Cataracts are a common age-related eye condition that affects vision. The lens inside the eye gradually becomes cloudy due to protein breaking down and clumping together, a process known as opacification.
As cataracts develop, they block light from properly passing through the lens and focusing on the retina, the light-sensitive tissue at the back of the eye. This leads to symptoms such as blurred vision, faded colors, glare or halos around lights, and increased sensitivity to light.
In the early stages, vision changes from cataracts may be subtle. The cloudiness starts off small and doesn’t significantly obstruct light transmission.
As cataracts worsen over time, often over a period of years, vision loss becomes more noticeable. Without treatment, advanced cataracts can eventually cause vision loss.
Cataract surgery to remove the cloudy natural lens and replace it with an artificial intraocular lens is the only effective treatment.
What Is Astigmatism?
Astigmatism is a common refractive error that causes blurred vision. Unlike cataracts, which are caused by clouding of the eye’s lens, astigmatism results from an irregularly shaped cornea, which is the clear outer layer at the front of the eye.
With astigmatism, the cornea is more curved in some directions than others. This prevents light from properly focusing on the retina at the back of the eye, resulting in distorted and unfocused vision.
While astigmatism can develop at any age, it is often present from birth. Like other refractive errors such as nearsightedness and farsightedness, the symptoms of astigmatism include fuzzy vision and eye strain or headaches with visual tasks.
However, unlike cataracts, which progressively worsen over time, astigmatism is typically stable or only gradually changing. Astigmatism can be corrected with eyeglasses, contact lenses, or refractive surgery to reshape the cornea.
For those who require cataract surgery, astigmatism treatment can also be incorporated at the same time through precise placement of the artificial lens implant. Tackling both conditions together may optimize visual outcomes.
What Happens During Cataract Surgery?
Cataract surgery involves removing and replacing the lens of the eye. The lens is a rounded piece of tissue inside the eye, just behind the pupil.
This piece of specialized tissue is also normally transparent and flexible.

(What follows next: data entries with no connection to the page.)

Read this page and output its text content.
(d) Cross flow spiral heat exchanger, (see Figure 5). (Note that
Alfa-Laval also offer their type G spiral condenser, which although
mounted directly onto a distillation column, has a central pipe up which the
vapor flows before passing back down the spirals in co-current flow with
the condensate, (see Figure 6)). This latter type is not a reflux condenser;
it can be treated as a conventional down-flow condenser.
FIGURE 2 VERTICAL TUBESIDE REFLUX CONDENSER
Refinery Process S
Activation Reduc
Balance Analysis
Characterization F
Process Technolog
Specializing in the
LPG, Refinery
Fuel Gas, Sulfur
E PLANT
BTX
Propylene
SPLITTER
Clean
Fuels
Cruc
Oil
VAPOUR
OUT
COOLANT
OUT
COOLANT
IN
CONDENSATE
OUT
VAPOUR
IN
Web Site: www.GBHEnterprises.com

This allows the lens to move and adjust, changing the focus of the light that passes through it.
Once the lens develops a cataract and the cataract progresses enough to affect your life, you should schedule your cataract surgery. You can track the progress of cataracts with regular visits to the eye doctor.
During the procedure, your eye will be numbed. Your cataract surgeon will then create a small opening in your cornea.
With the cornea open, your cataract surgeon is able to use a small device inside your eye that safely dismantles the lens. The remaining pieces of lens tissue are removed with suction.
Your cataract surgeon replaces the old lens with a new, artificial one, which is called an IOL or intraocular lens. After, the tiny opening in your cornea will heal naturally over time.
What IOL Should I Choose?
IOL selection is very important, especially if you plan to treat astigmatism. Premium IOL options are able to restore vision at near, intermediate, and far distances.
If you have astigmatism, talk to your eye doctor about choosing a toric IOL. Toric IOLs are custom-made and fit to counteract the imbalanced focus that astigmatism causes.